現在紋章は基本的なものだけで200種類以上、同じモチーフで異なるデザインのものを合わせると5,000種類以上あると言われている。
(pp.5)
そんなに。
本書の構成として、植物の紋としてだけでもものすごい数。
- 梅
- 桜
- 桐
- 牡丹
- 杜若(かきつばた)
- 鉄線
- 朝顔
- 蓮
- 沢瀉(おもだか)
- 藤
- 菊
- 桔梗
- 竜胆(りんどう)
- 橘
- 片喰(かたばみ)
- 柏
- 蔦
- 葵
- 茗荷
- 竹・笹
- 楓
- 松
- 瓢(ひさご)
- 南天
- 稲
- 萩
- 薄(すすき)
- 棕櫚(しゅろ)
- 撫子
紹介されているもの、全部書いてみました。

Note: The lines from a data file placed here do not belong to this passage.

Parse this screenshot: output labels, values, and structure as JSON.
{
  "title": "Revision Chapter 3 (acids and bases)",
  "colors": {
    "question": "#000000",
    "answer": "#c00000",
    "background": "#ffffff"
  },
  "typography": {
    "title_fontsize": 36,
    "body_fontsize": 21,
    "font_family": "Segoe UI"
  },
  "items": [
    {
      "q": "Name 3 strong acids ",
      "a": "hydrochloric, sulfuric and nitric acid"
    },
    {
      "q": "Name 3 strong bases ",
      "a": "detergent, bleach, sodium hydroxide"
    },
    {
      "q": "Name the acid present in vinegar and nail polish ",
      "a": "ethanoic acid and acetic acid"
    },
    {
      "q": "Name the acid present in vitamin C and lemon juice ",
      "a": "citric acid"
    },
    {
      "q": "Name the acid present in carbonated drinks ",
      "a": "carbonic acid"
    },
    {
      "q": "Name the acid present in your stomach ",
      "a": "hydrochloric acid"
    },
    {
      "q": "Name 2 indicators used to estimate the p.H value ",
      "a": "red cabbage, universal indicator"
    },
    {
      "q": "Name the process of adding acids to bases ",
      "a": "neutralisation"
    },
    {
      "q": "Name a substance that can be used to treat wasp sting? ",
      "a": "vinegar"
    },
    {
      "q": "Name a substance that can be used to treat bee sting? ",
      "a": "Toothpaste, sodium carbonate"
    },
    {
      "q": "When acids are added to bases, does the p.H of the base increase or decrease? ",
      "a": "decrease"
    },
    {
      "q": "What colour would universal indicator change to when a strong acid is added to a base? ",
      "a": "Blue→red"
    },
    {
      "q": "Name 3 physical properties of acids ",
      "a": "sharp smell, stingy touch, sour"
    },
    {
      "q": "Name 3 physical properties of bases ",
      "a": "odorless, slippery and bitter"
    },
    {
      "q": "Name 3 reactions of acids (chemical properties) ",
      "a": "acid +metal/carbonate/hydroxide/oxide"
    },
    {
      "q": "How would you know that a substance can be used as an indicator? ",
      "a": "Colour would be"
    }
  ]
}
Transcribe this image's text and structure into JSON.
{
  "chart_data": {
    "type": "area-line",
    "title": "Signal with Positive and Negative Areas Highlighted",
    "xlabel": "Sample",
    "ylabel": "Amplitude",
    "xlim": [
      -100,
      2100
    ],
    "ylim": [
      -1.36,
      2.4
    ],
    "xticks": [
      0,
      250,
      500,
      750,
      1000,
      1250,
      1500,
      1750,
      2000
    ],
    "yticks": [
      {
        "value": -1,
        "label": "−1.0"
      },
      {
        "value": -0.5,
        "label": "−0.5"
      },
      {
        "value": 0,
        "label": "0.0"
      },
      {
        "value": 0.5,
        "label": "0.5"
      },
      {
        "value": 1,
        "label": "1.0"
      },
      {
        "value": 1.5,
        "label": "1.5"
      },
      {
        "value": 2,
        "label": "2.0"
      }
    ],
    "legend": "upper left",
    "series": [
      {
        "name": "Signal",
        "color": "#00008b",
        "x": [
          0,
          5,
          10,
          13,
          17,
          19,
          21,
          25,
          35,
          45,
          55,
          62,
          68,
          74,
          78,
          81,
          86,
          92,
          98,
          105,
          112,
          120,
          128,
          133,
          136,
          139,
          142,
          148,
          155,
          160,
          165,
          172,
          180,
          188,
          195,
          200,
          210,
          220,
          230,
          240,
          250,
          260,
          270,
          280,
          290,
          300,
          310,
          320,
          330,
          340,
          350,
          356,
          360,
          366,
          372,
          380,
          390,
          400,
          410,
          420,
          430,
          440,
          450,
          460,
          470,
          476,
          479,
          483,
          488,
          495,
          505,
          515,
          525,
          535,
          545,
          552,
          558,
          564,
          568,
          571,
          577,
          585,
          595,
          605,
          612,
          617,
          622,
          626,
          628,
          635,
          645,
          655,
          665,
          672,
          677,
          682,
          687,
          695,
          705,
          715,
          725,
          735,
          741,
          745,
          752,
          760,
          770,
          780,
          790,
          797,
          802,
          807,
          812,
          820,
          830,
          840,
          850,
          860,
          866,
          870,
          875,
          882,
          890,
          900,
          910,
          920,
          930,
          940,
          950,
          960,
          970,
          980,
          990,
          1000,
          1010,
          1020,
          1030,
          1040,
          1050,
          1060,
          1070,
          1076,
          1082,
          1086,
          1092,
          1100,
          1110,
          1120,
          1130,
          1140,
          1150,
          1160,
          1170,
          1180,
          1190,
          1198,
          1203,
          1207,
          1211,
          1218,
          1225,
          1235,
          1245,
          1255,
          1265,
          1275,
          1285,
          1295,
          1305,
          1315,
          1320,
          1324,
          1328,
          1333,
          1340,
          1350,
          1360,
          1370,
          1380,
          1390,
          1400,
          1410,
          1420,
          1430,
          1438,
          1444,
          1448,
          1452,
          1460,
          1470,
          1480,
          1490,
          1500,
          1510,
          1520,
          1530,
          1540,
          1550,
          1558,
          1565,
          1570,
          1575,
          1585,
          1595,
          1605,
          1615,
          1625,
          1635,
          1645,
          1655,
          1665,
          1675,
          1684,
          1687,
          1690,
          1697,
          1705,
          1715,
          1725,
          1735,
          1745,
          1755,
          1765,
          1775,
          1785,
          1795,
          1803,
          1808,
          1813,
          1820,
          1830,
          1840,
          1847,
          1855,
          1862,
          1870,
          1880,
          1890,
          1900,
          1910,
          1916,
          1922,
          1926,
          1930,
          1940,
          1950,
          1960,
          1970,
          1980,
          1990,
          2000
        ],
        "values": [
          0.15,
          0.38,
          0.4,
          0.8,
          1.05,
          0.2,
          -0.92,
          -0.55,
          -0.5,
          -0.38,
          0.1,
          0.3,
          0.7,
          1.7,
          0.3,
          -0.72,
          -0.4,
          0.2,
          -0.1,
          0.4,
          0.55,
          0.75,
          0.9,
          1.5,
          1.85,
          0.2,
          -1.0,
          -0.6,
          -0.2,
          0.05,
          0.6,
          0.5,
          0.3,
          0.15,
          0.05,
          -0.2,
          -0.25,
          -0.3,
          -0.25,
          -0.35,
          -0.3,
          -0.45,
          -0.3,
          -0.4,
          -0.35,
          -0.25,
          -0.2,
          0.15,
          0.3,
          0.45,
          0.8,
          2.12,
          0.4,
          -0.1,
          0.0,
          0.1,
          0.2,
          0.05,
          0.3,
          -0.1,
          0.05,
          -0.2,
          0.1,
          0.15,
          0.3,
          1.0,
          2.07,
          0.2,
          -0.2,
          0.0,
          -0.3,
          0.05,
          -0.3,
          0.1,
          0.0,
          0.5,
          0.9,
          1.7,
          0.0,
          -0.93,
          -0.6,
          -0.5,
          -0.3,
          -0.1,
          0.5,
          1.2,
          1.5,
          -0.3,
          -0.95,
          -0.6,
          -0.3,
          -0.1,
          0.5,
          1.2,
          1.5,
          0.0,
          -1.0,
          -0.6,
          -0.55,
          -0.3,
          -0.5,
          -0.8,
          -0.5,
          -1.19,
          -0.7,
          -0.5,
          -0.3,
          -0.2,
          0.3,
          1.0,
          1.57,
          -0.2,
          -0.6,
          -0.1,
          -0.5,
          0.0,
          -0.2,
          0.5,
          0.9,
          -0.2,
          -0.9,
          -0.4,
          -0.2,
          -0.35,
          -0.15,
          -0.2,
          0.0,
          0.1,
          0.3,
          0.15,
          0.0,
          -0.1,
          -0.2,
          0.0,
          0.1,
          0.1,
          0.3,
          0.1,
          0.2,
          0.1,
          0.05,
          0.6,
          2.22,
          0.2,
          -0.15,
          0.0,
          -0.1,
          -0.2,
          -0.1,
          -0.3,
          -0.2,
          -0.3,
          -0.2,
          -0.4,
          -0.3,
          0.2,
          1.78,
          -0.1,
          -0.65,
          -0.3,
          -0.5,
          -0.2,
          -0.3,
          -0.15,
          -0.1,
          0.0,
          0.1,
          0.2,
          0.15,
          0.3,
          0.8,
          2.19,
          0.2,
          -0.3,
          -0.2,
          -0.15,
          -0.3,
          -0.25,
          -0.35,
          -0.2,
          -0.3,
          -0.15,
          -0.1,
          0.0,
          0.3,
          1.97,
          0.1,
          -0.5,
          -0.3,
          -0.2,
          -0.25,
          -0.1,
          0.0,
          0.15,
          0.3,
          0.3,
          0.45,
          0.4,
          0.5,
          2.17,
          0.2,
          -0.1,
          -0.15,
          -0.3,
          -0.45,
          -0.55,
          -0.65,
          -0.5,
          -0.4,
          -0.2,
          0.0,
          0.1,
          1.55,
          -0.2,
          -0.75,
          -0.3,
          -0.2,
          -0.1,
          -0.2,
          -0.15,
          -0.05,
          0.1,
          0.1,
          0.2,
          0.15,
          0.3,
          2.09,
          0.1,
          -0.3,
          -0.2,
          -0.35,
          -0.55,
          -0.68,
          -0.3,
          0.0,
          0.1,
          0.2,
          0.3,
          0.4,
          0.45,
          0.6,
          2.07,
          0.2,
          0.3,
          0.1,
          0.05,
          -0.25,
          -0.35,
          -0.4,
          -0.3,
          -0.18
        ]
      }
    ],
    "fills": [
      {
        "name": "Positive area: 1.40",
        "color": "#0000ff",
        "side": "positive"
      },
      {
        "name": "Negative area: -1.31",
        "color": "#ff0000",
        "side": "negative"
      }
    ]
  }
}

すごい数。
流石に葵や菊の紋はすてきで、迫力を感じます。
三つ割笹竜胆なんかもシュッとしてていい感じ。
後半は山や月などの自然現象、雁や兎などの動物、さらには石のようなオブジェクトをテーマにした紋章まで紹介されていて、一日見ていられる...となりました。
また没入できる素敵な一冊を発見してしまいました。